Perhaps more than any other item, the thing that many Americans neglect when it comes to retirement planning is long-term care. And yet, for an estimated 12 million Americans and rising, that is the thing they most need as they journey through their retirement years.
With that in mind, the U.S. Senate Special Committee on Aging recently held a special hearing on “The Future of Long-Term Care Policy: Continuing the Conversation.” Participating were Committee Chairman Senator Bill Nelson (D-FL) and Senators Sheldon Whitehouse (D-RI), Joe Manchin (D-WV), Tammy Baldwin (D-WI), Elizabeth Warren (D-MA), Susan Collins (R-ME), Kelly Ayotte (R-NH), and Tim Scott (R-SC).
Senator Nelson opened the hearing by stating that “long-term care is an issue that comes up repeatedly. It is an issue that many of us not only have a legislative interest in, but a personal stake, as well. Many of us have spoken in prior hearings about caring for our parents as well as planning for our own futures to alleviate some of the decisions for our children.”
Nelson said that most traditional health insurance plans and Medicare do not cover long-term care expenses. Private insurance is available, but it is expensive, and most Americans don’t carry such insurance because they don’t anticipate needing it.
As a result, more than half of long-term care provided in this country is by family caregivers, Nelson said. The Congressional Budget Office (CBO) estimates the value of that care to be approximately $234 billion annually.
“Despite these enormous costs, most Americans have done little or nothing to prepare for their future long-term care needs, according to a recent study from the SCAN Foundation,” Nelson said. The situation will only get worse as more Americans become older Americans, Nelson stressed, and as older Americans continue to live longer each year.
“So, our current system of providing long-term care is unsustainable for both the government and for families,” Nelson warned. “CBO predicts that expenditures for long-term care are likely to increase from 1.3 percent of gross domestic product (GDP) to as much as 3.3 percent by 2050.”
Echoing both the social and financial warning of long-term care impacts was Senator Susan Collins, who serves as Senate co-chair on the Congressional Task Force on Alzheimer’s Disease.
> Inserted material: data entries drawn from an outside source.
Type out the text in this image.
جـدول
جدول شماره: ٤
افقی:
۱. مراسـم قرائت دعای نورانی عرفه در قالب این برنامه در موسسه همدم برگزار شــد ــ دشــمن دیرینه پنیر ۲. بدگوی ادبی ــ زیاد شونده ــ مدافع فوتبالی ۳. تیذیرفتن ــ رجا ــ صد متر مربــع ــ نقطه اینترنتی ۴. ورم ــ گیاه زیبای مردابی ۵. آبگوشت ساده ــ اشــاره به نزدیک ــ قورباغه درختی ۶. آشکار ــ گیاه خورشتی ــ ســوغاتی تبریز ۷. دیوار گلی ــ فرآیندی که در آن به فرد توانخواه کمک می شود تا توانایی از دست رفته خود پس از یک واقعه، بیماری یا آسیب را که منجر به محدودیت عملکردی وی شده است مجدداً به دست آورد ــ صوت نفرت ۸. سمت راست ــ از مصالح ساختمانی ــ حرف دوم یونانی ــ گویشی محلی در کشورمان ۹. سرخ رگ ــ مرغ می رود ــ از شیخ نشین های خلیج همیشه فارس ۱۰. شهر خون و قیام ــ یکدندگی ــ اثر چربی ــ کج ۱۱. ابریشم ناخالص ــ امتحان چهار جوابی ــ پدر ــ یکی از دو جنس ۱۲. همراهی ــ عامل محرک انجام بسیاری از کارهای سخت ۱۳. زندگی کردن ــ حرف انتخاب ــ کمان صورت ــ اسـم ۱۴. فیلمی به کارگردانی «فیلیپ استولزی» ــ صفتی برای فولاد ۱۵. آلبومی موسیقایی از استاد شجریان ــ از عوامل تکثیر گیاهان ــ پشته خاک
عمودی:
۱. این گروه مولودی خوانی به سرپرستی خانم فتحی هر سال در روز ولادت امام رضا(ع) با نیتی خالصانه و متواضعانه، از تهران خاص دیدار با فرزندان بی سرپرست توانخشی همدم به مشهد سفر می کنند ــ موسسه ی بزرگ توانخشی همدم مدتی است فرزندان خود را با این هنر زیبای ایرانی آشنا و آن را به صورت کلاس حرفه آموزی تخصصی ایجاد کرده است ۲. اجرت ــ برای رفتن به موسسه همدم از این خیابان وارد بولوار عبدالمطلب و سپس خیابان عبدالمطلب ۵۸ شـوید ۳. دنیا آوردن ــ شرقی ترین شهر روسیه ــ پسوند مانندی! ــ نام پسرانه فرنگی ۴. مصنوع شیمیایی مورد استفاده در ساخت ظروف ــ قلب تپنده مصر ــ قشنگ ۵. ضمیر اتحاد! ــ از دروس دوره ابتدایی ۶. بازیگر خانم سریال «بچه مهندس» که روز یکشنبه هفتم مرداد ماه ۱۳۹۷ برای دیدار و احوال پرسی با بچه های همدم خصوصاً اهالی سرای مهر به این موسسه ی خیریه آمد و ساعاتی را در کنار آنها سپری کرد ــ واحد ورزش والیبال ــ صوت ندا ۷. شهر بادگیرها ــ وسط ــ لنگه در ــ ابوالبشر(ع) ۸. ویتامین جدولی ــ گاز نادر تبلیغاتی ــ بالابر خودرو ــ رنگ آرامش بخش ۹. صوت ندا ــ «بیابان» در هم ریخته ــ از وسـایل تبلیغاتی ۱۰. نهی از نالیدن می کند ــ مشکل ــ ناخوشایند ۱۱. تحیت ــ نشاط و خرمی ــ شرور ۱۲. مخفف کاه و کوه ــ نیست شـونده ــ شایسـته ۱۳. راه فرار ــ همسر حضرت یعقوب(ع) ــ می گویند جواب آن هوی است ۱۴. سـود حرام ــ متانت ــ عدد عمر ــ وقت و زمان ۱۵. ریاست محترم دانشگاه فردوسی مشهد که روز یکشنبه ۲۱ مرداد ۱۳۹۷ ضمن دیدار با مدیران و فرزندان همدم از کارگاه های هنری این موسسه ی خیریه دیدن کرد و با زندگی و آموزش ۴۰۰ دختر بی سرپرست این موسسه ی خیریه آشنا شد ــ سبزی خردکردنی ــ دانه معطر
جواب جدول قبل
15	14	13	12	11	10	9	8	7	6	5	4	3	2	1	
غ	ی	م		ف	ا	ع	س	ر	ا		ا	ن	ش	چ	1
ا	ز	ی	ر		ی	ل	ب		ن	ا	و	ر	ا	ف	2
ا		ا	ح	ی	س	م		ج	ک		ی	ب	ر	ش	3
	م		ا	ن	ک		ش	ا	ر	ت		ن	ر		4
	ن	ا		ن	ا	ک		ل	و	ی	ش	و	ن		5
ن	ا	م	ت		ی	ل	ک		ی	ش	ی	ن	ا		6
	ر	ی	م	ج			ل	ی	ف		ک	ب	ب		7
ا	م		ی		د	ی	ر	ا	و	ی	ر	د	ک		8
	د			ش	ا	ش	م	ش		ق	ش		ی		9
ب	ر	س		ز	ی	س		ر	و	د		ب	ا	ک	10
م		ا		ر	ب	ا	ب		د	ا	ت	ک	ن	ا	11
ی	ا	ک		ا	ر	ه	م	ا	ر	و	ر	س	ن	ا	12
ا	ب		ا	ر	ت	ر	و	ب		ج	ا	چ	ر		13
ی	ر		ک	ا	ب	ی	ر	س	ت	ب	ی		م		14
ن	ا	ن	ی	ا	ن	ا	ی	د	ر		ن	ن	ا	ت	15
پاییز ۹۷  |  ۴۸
“Long-term care is the major catastrophic health expense faced by older Americans today, and these costs will only increase as our nation ages,” Senator Collins said. “Americans 85 and older, our so-called oldest old, are the fastest growing segment of our population, and this is the very population that is most at risk of the multiple and interacting health problems that can lead to disability and a need for long-term care.”
Collins said that there are currently estimated to be seven available family care givers per person over 80 in this country. But due to declining birth rates, by the year 2030 that number will drop to four caregivers per person over 80.
One obvious immediate need is to recruit and retain “a robust and competent long-term care workforce,” Senator Collins noted.
But more importantly, Americans today need to be encouraged to think about and prepare for their own long-term care needs, Senator Collins advised.